Use of the Modification of Diet in Renal Disease (MDRD) study formula may overestimate the number of patients with renal dysfunction, according to researchers at Roswell Park Cancer Institute in Buffalo.
Consequently, patients may be wrongly identified as having renal impairment and be subjected to unnecessary monitoring of renal function, dietary interventions, and medication dose adjustment, said investigator Ali H. Houjaij, MD, a fellow in urologic oncology.

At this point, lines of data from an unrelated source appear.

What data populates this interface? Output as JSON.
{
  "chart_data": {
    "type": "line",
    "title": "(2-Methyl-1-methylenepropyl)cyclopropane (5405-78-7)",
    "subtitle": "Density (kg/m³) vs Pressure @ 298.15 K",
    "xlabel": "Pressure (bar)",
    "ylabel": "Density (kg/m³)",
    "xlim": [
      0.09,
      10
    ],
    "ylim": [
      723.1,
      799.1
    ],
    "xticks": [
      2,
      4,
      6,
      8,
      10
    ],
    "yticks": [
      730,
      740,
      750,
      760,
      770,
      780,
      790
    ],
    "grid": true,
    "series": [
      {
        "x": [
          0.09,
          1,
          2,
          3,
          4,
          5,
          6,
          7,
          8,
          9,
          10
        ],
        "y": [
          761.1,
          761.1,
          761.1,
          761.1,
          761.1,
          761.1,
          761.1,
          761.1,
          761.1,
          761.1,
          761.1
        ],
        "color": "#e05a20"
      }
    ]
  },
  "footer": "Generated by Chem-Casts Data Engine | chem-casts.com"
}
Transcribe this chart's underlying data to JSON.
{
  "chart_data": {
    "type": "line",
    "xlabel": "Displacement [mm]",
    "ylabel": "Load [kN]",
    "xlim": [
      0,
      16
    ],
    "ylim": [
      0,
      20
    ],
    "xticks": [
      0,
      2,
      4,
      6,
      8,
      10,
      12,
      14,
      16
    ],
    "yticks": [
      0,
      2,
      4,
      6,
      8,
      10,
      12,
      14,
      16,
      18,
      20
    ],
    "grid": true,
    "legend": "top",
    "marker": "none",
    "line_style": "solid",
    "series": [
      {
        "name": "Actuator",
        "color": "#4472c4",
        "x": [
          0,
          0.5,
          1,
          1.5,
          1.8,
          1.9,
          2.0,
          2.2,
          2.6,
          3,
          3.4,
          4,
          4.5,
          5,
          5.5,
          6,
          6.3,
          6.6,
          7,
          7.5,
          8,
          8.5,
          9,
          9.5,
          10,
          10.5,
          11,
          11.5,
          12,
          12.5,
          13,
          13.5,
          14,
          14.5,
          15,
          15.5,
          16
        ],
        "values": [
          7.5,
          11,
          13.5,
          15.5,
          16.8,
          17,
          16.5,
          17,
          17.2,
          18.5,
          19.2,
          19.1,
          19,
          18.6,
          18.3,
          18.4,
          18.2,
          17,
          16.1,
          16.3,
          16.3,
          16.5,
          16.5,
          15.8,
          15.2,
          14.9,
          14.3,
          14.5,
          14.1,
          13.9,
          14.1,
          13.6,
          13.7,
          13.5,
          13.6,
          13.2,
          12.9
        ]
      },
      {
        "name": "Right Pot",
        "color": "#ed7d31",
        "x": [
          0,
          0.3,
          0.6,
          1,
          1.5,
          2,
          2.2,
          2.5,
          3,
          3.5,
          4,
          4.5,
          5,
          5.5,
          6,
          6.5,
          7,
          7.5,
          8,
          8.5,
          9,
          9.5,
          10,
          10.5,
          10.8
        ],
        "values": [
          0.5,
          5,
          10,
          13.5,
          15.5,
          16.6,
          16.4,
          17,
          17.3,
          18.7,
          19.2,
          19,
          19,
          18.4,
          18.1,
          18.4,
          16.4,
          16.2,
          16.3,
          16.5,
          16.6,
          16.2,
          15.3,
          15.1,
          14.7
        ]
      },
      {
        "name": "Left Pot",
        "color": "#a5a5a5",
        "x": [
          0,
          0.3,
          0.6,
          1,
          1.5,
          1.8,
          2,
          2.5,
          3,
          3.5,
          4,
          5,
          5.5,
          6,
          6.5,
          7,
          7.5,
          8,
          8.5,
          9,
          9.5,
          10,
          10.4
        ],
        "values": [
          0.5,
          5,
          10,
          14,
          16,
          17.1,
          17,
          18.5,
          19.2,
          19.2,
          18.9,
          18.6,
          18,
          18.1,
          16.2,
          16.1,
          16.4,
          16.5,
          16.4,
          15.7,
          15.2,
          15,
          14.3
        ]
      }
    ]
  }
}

Dr. Houjaij presented findings of a study comparing the accuracy of the MDRD study formula with that of the Cockroft-Gault (CG) formula for estimating creatinine clearance in 389 patients undergoing nephrectomies (263 radical and 126 partial nephrectomies) for renal tumors. The study, led by Hyung L. Kim, MD, Associate Professor of Oncology at Roswell, compared these estimates with creatinine clearance measurements obtained using 24-hour urine collections.
Based on CG estimates, renal dysfunction was diagnosed in 23% of patients following radical nephrectomy and 11% of patients following partial nephrectomy. In contrast, using MDRD, renal dysfunction was diagnosed in 61% following radical nephrectomy and 22% of patients following partial nephrectomy.
Dr. Houjaij noted that the study was conducted because investigators have started using the MDRD equation without validating its accuracy in the populations of patients being surgically managed for renal tumors. As a result of study findings, clinicians at his institution now prefer to use the CG instead of the MDRD formula, he said.